L’insurrection populaire au Chili a démarré avec la contestation liée à la hausse du prix du ticket de métro à Santiago, la capitale du pays. La jeunesse, puis l’ensemble des classes populaires se sont réunies devant les stations de métro pour protester, de manière spontanée et radicale.
Les événements ont pris un tournant d’autant plus massif à partir du moment où les militaires ont été déployés dans les rues, du fait de l’état d’urgence et de l’imposition du couvre-feu. Cette situation a généré de graves violations des droits humains, avec déjà une vingtaine de mortEs, de nombreux blesséEs, des violences sexuelles contre les femmes et les minorités de genre. Les mobilisations se sont répandues dans tout le pays et continuent toujours, avec des manifestations gigantesques, loin d’un « retour à la normalité ». Elles représentent une contestation générale du modèle de vie néolibéral.
Le gouvernement de droite conservatrice, avec à sa tête le président Sebastian Piñera, a désormais annoncé la fin du couvre-feu, le retour des militaires dans les casernes. Cependant, cela n’implique pas la fin de la violente répression. Il a aussi annoncé des mesures concernant les retraites, la santé et les salaires, mais sous la forme de subventionnement public aux entreprises privées qui gèrent tous les domaines de la vie. En effet, la Constitution chilienne est héritée de la dictature de Pinochet et elle inscrit jusqu’à l’eau comme un bien économique privé.
Depuis, trois éléments semblent s’être révélés importants dans le mouvement : la grève générale, les assemblées populaires et l’Assemblée constituante.
Grève générale
Premièrement, un premier appel à la grève générale a eu lieu le lundi 21 octobre par les organisations lycéennes et étudiantes et le mouvement féministe.

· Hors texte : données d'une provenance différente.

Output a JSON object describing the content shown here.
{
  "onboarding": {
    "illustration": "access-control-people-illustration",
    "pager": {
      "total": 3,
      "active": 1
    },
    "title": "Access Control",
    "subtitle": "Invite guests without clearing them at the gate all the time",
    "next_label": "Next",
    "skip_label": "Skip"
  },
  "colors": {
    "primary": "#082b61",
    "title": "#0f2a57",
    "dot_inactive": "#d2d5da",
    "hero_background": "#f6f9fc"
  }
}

L’Union portuaire, principal syndicat des dockers, s’y est jointe, ainsi que la plus grande mine de cuivre privée du monde. Au-delà de son impact réel dans un pays déjà paralysé et mobilisé, cela note l’importance des secteurs qui se sont mobilisés ces dix dernières années. Depuis le début des années 2000, on note un renouveau syndical dans les grands secteurs de l’exportation et de l’extraction des ressources naturelles, avec d’importantes grèves, parfois violentes. Puis, en 2006 et 2011, les mobilisations lycéennes et étudiantes ont eu un fort impact dans la société. Enfin, depuis le 8 mars 2019, le mouvement féministe s’est posé comme un acteur majeur, en posant la question de la grève générale à une échelle de masse.
Le syndicalisme majoritaire, avec à sa tête la Centrale unitaire des travailleurs (CUT), et le mouvement No+AFP (qui a organisé des manifestations massives en 2017 contre le système privé de retraite) appellent depuis à des journées de grève générale. Il existe un débat sur le sens à leur accorder : un processus permettant la mobilisation dans le temps et la reconstruction politique de la classe ouvrière ou un moyen de pression pour se poser comme interlocuteur légitime face au gouvernement, dans une perspective plus conciliatrice ?
Assemblées populaires
Deuxièmement, des assemblées territoriales ont été appelées spontanément ou par des organisations féministes et populaires. Ces assemblées ont lieu sur des places ou dans des espaces publics par quartier. Y sont discutées les revendications sociales et démocratiques et l’Assemblée constituante. Récemment, un appel à la rencontre des différentes assemblées populaires de Santiago a émergé. Pour nombre de militantEs anticapitalistes et féministes, émerge la préoccupation de développer, coordonner et doter de pouvoir souverain ces assemblées. Un autre défi est d’ancrer la délibération populaire sur les lieux de travail. Cela représente un enjeu important dans un pays où le néolibéralisme a fragmenté le salariat, qui ne peut légalement s’organiser que par entreprise, par l’usage massif de la sous-traitance.
Assemblée constituante
Troisièmement, l’Assemblée constituante est importante vu le caractère du régime chilien. Cependant, des divergences existent sur le sens à lui donner et ses modalités. Elle est vue par certains secteurs comme un processus par le haut, voire même comme seulement l’élection d’un nouveau Parlement menant à l’écriture d’une nouvelle Constitution. Pour les mouvements sociaux plus radicaux, elle permet un processus de politisation et doit être souveraine. Ces militantEs estiment que pour garantir ce processus constituant, il doit être appuyé sur les cadres d’auto-activité que sont les assemblées populaires. Enfin, un enjeu est la reconnaissance du caractère plurinational du pays. Le peuple Mapuche n’est pas absent de ce mouvement. Un symbole fort a eu lieu à Temuco, en territoire historiquement mapuche, où au cours d’une manifestation massive, la statue du conquistador Pedro de Valdivia a été abattue et sa tête placée entre les mains de la statue de Caupolicán, guerrier de la résistance mapuche.